Outside the window, miles of broad-shouldered grey tower blocks queued into the distance. We drove passed windowless shops with fur-wrapped babushkas heaving open iron doors. The neon lights of petrol stations provided the only colour in the white and grey.
Arriving at a housing estate of identical five floor apartment blocks, I entered a wardrobe of a lift lined with different colours of chewing gum and made our way up to a hallway of heavy duty doors - most lined with a heavy leather-like padding. Every building and every room was formidable and impenetrable. The only thing Russians really fear is the cold.
From the sixties to the eighties, respective General Secretaries of the Soviet Union Nikita Khrushchev and then Leonid Brezhnev built hundreds of five to nine floor apartment buildings in micro districts containing playgrounds, small green areas and shops.
The scale of these micro districts is immense. Row upon row of identical building blocks, featureless but for small windows and iron doors. Mint green is everywhere from outside railings to the lower half of interior communal rooms. While other cities are a mix of different eras of building, beautifully pressed together, Moscow was a colossal expanse of blocks.
In the UK, we have the occasional tower block poking above miles of two-floor houses. Our estates are more likely to be tessellated mazes of the same house copied and pasted a thousand times and domino rows of wooden fences.
Moscow didn’t face the same level of reconstruction as other European countries after WW2. The German army had been exhausted by the time it reached Moscow and although a lot of Moscovites died (about half a million), the city wasn’t flattened. But WW2 and the strengthening of the Soviet Union did mean a population boost for Moscow from the rest of the union hence the development of these identical micro districts.
The family I visited in Moscow moved around but always lived on the edge of the city, and there are no suburbs. The blocks assembled until they meet forest. To the outsider, there doesn’t appear to be any middle class - just a parade of breeze block estates, Darwinian parking, police cars in lay-bys flagging down drivers for cash, babushkas in fur, concrete playgrounds, supermarkets with aisles of pink sausage and alkashees singing in the night.
I only wish digital and phone cameras had been better at the time I was visiting Moscow, or that I had continued using film. I was at least privileged in that I was able to see more of Moscow than Red Square and the nearby high end Gum shopping centre.
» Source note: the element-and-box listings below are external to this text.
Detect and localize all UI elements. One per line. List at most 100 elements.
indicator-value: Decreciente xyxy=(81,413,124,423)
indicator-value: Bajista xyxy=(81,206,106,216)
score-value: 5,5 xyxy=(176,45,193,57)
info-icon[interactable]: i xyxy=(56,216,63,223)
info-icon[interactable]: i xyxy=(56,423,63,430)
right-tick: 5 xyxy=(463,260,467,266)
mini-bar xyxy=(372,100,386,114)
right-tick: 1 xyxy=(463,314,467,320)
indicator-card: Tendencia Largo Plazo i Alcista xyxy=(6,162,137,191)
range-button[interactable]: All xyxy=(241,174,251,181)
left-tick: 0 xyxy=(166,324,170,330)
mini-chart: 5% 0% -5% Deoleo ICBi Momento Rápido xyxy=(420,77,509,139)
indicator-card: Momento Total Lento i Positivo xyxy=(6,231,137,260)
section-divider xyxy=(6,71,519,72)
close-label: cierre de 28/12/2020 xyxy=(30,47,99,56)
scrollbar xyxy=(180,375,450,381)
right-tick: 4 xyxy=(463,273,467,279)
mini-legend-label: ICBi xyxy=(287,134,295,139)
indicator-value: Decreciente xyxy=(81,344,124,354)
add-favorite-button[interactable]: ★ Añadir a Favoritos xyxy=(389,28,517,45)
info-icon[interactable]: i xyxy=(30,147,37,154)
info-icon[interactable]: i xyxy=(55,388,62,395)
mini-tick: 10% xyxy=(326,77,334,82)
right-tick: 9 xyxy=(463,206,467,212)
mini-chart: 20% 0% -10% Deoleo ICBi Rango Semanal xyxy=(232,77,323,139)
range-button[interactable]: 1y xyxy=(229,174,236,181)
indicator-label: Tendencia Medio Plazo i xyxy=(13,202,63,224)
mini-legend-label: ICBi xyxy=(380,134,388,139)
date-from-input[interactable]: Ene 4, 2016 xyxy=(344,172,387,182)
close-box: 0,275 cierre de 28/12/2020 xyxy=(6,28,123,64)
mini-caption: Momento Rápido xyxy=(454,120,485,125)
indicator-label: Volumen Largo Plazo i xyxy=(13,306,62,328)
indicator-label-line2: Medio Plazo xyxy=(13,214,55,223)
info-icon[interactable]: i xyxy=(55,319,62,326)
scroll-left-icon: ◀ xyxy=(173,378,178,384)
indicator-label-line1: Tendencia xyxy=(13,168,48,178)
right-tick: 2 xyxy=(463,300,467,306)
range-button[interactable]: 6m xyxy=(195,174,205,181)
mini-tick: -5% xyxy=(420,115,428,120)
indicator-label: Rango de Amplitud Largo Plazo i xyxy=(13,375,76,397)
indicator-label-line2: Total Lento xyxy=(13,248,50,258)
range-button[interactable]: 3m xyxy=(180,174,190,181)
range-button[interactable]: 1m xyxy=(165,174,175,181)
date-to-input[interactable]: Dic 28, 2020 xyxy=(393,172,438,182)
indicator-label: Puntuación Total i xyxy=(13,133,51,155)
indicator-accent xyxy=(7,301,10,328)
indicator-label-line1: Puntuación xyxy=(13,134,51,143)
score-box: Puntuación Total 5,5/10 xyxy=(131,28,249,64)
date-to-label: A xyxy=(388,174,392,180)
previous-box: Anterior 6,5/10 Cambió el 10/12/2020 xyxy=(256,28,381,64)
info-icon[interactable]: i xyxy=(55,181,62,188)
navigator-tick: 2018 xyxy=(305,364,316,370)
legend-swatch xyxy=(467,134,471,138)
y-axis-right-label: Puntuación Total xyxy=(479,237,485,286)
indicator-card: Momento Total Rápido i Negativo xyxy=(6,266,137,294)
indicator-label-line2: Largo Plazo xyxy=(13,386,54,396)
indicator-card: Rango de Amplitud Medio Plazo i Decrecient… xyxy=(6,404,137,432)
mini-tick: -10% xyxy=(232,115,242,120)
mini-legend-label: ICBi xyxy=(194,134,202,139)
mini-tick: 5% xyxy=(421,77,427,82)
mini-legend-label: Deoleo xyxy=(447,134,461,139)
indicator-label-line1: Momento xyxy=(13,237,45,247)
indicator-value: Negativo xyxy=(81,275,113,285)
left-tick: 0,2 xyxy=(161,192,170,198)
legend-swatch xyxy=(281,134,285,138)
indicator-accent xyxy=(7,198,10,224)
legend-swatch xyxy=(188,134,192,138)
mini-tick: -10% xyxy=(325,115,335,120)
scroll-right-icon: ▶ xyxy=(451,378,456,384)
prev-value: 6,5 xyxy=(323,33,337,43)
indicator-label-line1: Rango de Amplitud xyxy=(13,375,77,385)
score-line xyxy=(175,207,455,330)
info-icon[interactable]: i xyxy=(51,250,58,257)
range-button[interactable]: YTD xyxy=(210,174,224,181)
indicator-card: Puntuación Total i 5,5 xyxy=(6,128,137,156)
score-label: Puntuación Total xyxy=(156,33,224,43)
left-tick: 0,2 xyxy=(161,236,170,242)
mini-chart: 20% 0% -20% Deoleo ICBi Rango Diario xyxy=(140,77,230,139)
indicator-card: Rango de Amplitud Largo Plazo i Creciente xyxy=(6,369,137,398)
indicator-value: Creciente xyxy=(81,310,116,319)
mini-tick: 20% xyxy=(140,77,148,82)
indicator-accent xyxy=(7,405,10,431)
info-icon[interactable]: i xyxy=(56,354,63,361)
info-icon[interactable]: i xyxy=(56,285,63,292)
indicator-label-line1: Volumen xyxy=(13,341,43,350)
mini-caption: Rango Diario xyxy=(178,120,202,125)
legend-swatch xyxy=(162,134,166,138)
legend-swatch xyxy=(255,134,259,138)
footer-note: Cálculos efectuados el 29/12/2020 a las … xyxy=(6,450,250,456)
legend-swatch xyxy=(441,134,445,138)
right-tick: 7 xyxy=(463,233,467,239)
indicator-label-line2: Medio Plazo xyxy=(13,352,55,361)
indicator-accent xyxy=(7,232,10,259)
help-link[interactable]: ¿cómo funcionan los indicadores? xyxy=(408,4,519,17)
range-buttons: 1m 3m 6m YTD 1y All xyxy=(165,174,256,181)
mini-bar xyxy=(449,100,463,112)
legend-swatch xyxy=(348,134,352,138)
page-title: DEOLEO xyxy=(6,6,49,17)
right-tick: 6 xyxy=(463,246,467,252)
I loved everyone I met in Moscow. They are fortified. They have fought the cold, the Nazis and each other. A friend from the UK came to Russia to my wedding and she had an amazing encounter that really summarised my experience. She was in a supermarket trying to buy bananas and a local helped her weigh them. She said “Spazbo” (almost ‘thank you’ in Russian) and the local smiled and said “Friend!”.